8. Recommendation summary

This sweep was designed to answer two questions; the numbers answer both factually.

(a) Is the quality lift monotonic in flagpole tightness? No. The per-pattern expectancy proxy goes Baseline 3.76 → V2 3.94 → V3 3.95 → V4 3.87. The lever saturates between flagpole.max = 5 and 3 and reverses between 3 and 2. The mean-MFE component continues to climb very slightly (14.55 → 14.62 → 14.64), but the hit rate at +15 % MFE drops at V4 (27.1 % → 27.0 % → 26.5 %).

(b) Does the answer change between V3 (max = 3) and V4 (max = 2)? Yes. V4 has gone past the useful point in two ways: 1. ≥ 15 % MFE hit rate falls below baseline (26.5 % vs 27.0 %), and per-pattern expectancy proxy drops (3.95 → 3.87). 2. 30-day endpoint mean falls below baseline (2.71 % vs 2.79 %), the only variant in the sweep where this happens. V4 patterns peak earlier (median day 15 vs 16) and then fade.

V4 does produce the strongest 20-day endpoint mean in the sweep (+0.79 pp vs baseline) and the cleanest downside profile (−0.8 pp at the −5 % MAE threshold). These could matter if the consumer holds for a fixed 20-day window with a tight stop, but the overall expectancy proxy is lower than V3's.

V3 is the local optimum of the lever as currently parameterised. Per-pattern quality matches V2 within rounding, with a slightly tighter flagpole window and ~15 % fewer events than V2 (6,304 vs 7,428).
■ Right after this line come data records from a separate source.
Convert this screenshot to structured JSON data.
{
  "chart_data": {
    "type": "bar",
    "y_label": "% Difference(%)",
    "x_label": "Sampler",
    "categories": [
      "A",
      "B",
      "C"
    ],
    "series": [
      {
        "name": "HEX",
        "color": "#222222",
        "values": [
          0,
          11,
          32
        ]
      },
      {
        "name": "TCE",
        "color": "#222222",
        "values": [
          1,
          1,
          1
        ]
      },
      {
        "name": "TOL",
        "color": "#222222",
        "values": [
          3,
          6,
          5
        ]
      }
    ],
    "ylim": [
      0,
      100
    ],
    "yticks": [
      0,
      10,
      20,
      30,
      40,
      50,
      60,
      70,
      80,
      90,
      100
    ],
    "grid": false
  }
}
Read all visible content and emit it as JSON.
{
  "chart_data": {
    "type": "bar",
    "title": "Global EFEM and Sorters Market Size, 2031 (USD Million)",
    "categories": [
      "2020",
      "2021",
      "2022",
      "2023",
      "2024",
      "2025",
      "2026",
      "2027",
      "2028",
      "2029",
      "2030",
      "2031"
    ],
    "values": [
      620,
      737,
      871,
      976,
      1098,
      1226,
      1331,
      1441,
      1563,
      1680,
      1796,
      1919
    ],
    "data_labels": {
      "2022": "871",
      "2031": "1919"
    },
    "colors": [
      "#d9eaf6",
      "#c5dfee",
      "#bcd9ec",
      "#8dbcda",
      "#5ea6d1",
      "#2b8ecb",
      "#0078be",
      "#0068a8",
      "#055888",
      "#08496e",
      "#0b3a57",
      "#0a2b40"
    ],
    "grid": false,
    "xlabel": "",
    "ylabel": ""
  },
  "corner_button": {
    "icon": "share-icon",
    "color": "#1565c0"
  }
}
The gain over baseline isolates cleanly to the flagpole window — V3 keeps a mild pennant shift (5–15 → 6–17) similar in spirit to V2's, yet achieves the same per-pattern lift. Going from V3 to V4 trades real expectancy for a marginally cleaner downside.

El Don decides.


Artifacts preserved under ab_test/: run_v3_v4.py, analyze_v3_v4.py, variant_v3_events.parquet, variant_v3_outcomes.parquet, variant_v4_events.parquet, variant_v4_outcomes.parquet, summary_v3.json, summary_v4.json, summary_v3_v4_overlap.json, run_v3_v4.log, plus all baseline + v1 + v2 artifacts from prior phases.